Ann Romney takes her turn onstage with cookbook aiding brain research
With homespun recipes from “Mitt’s meatloaf cakes” to “banana trash pudding,” Ann Romney’s new cookbook, “The Romney Family Table,” has been a brisk seller since its recent debut, topping Amazon’s list as the bestselling hardcover cookbook.
That is good news for the Center for Neurologic Diseases at Brigham and Women’s Hospital in Boston and the center’s co-director, Dr. Howard L. Weiner, who has treated Romney since she was diagnosed with multiple sclerosis in 1998. After writing the cookbook this year, Romney announced that she would donate the proceeds to the center’s research into the causes and treatment of neurological diseases -- including multiple sclerosis, Alzheimer’s disease and ALS, also known as Lou Gehrig’s disease.
On the campaign trail last year, Romney spoke openly about her struggles with multiple sclerosis, a debilitating disease affecting the central nervous system. She has said hers is in remission.
When Romney’s adversaries portrayed him last year as a heartless corporate raider, his wife countered with stories about the early days of her diagnosis, when she was too weak to handle routine tasks like cooking dinner. The former Massachusetts governor stepped up on the home front, she would tell audiences, reassuring her that he was perfectly happy eating cereal for the rest of his life.
Now in her solo turn in the spotlight, Romney has talked more about her involvement in multiple sclerosis research, including her participation in a long-term study of MS patients at Brigham and Women’s that is focused on improving the quality of life of patients with the disease.
“For many years there had been no treatments at all, and we’ve made a great deal of progress in MS,” said Weiner, who teaches neurology at Harvard Medical School and won the John Dystel Prize from the American Academy of Neurology for his work on multiple sclerosis.
When Weiner diagnosed MS patients in the early 1980s, he had no treatments to offer them. But the prognosis improved with experiments using chemotherapy, then injectable treatments, then steroid therapies in the late 1990s, when he first saw Romney. “I’ve been blessed to be able to see this over my career,” he said in a telephone interview Wednesday, adding that he was “now ready to move to the next stage, where we’re really talking about cures.”

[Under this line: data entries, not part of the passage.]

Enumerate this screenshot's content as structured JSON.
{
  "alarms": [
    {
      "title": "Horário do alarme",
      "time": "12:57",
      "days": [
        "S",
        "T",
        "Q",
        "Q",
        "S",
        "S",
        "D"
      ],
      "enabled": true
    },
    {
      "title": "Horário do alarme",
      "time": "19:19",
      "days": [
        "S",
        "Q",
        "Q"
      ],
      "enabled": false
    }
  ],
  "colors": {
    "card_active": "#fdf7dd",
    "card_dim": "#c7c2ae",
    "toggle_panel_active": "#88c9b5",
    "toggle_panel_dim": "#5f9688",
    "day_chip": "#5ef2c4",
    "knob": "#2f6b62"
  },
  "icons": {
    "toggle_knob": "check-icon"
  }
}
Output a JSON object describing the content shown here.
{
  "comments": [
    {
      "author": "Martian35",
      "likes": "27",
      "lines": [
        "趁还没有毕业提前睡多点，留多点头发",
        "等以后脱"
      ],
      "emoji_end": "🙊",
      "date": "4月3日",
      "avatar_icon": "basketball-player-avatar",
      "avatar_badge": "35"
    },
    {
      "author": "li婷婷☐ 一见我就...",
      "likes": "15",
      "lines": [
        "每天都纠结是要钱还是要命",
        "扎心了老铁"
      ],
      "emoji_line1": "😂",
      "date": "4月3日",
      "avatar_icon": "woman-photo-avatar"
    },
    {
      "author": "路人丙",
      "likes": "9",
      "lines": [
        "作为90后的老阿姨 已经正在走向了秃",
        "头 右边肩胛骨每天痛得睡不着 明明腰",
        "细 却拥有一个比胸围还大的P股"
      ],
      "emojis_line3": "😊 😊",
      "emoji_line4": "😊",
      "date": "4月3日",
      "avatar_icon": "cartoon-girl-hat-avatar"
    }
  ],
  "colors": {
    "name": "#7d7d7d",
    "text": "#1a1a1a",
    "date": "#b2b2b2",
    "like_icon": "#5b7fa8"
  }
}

In conversations with Romney, Weiner said, she was intrigued by the chance to direct the proceeds from her cookbook toward the center’s research in “new areas that can transform these diseases.”
Romney was particularly interested, for example, in the center’s work on developing blood tests for MS and Alzheimer’s to help doctors determine how well a patient is responding to treatment. Her other areas of interest included development of a vaccine to prevent MS in kids, treatments for Alzheimer’s (a disease, Weiner noted, that currently has no set treatment), “next generation” imaging that would offer different ways to look at the brain, and studies involving computational scientists and mathematicians who can use information from genetic and genomic research to inform the center’s work.
Romney, a part-time Californian, is already participating in Brigham’s CLIMB study of MS patients, which the Center hopes to expand to California and other parts of the country. The study collects data annually from 2,000 MS patients -- including MRIs, blood work, and quality-of-life studies -- in the hope of developing clues into why some patients fare better than others over time.
Weiner noted that Romney benefited from immediate and aggressive treatment as soon as she was diagnosed. “That’s a very important principle that people are now understanding—that you treat early and aggressively,” he said. “With new drugs coming on to the market, we’re beginning to talk about disease-free status -- people who are totally free of disease -- and how can we achieve that.”
Weiner is co-directing the Center at Brigham and Women’s with Dennis J. Selkoe, whose research has focused on mechanisms in the brain that lead to the development of Alzheimer’s Disease -- specifically the role played by the amyloid plaques that clump together in the brains of Alzheimer’s patients.
Some of Selkoe’s recent studies focused on how the amyloid-beta proteins, when bonded together in certain toxic ways in the brain, can affect the ability of neurons in the brain to communicate -- hampering a patient’s memory.
Weiner and Selkoe have been collaborating on developing vaccines for MS and Alzheimer’s -- in the case of Alzheimer’s, a vaccine that could detoxify those clumps of amyloid-beta proteins. The vaccine for MS would use “regulatory cells” to shut down what Weiner calls the “killer cells” that allow the disease to advance.
“As we learn more about the brain, we learn that some of the things that go on in one disease can help us understand other diseases, because the cells are the same,” Weiner said. The center’s strategy, he said, is to “cross borders not only between diseases -- so that we apply what we learn in MS to Alzheimer’s and vice versa.
“We want to cross borders geographically, work collaboratively with other centers, make our discoveries known and encourage other people.”